Gravestones are loveliest in winter; nothing lends granite its cool shimmer quite like a soft December rain.

That rain cleared the air on a recent walk through Mountain Cemetery, where Sonoma’s history lies collectively beneath 200 tons of clay and sandstone. Mountain Cemetery is one of the more exceptional locations in a city of exceptional locations. Unlike many a haughty North Bay suburb of San Francisco, Sonoma’s first cemetery is decidedly old school. Spacious and hilly, it at one point encompassed 60 acres of land overlooking the town at the base of Schocken Hill. Ground broken in 1841, its soil is enriched by such renowned Sonoma bodies as named Vallejo, Boyes, Sebastiani and Montini. Walter and Celeste Murphy, longtime publishers of the Index-Tribune, share a splendid view of the city from about halfway up the hill. Mountain Cemetery is the final resting place of a soldier from the Revolutionary War, a survivor of the Donner Party and a beloved local pizza maker named Mary. Striking mausoleums of the forgotten mighty share real estate with a pauper’s grave inscribed as “Indian child, buried in the early days of Sonoma.” Much like the living townsfolk it awaits, the cemetery is one of extremes.

But in many ways, it’s a graveyard of regular folk, and everything that implies: Farmers, merchants, housewives and roustabouts. Blacksmiths, bootleggers, tycoons and murderers.
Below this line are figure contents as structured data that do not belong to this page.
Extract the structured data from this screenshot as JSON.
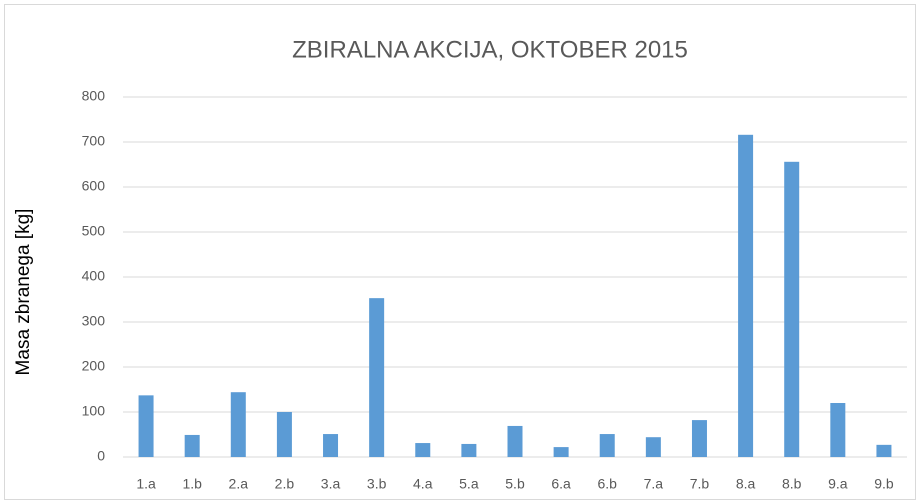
{
  "chart_data": {
    "type": "bar",
    "title": "ZBIRALNA AKCIJA, OKTOBER 2015",
    "y_label": "Masa zbranega [kg]",
    "categories": [
      "1.a",
      "1.b",
      "2.a",
      "2.b",
      "3.a",
      "3.b",
      "4.a",
      "5.a",
      "5.b",
      "6.a",
      "6.b",
      "7.a",
      "7.b",
      "8.a",
      "8.b",
      "9.a",
      "9.b"
    ],
    "values": [
      137,
      49,
      144,
      100,
      51,
      353,
      31,
      29,
      69,
      22,
      51,
      44,
      82,
      716,
      656,
      120,
      27
    ],
    "color": "#5b9bd5",
    "ylim": [
      0,
      800
    ],
    "yticks": [
      0,
      100,
      200,
      300,
      400,
      500,
      600,
      700,
      800
    ],
    "grid": true
  }
}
Given its residents’ many triumphs and, perhaps more so, their many sins, Mountain Cemetery on Christmas week seemed oddly tranquil. Untroubled by the times, as tumultuous and degrading as they sometimes seem to be.

One wonders what the dead would think if they could see us now. Enslaved by dreams of financial status, transfixed by thoughts of Facebook status. Over prescribed, under educated. And addicted. Addicted to screens, games, opioids, consumerism. Wine, nicotine, narcissism, pornography.

One wonders what Sonoma’s dead would think if they could see us now.

Would they see their descendants as the vanguards of benevolence who took in despondent refugees of the fire? Or as the armies of vanity preening their Saint Laurent boots Saturdays at a bubble lounge?

Are we the foot soldiers who gathered 425 boxes of food for those hungry this holiday?

Or are we the consortium who chose Christmas week to threaten to sue a small church over sheltering the homeless on freezing winter nights, as was reported in Janis Mara’s story (“Neighbors Vow to Shut Down Homeless Shelter”) last Friday?

The irony that the neighbors chose the week before Christmas to proclaim there’s no room at the inn in Sonoma would be amusing if it weren’t so mirthless.

Not only is Sonoma’s welcoming-committee yin and yang reminiscent of the Book of Luke’s tale of yuletide shelter-seekers, but it also harkens back to Thornton Wilder’s 1938 play, “Our Town,” about turn-of-the-20th-century Grover’s Corner, a small town populated by well-meaning people so caught up in the trite details and petty moments of their days that they’re rendered almost incapable comprehending the impermanence of life and love.

At the end of the play, the local cemetery inhabitants – equipped with an appreciation for life only held by the dead – witness the living townspeople existing in “a cloud of ignorance” – neither fully treasuring their lives nor each other.

“That’s what it was to be alive,” observes one of the dead. “To go up and down trampling on the feelings of those about you. To spend and waste time as though you had a million years. To be always at the mercy of one self-centered passion, or another.

“Now you know,” he tells a woman who had just died in childbirth, “that’s the happy existence you wanted to go back to. Ignorance and blindness.”

One wonders what Sonoma’s dead would think if they could see us now.

Ignorance and blindness? Or peace on earth, and good will toward men.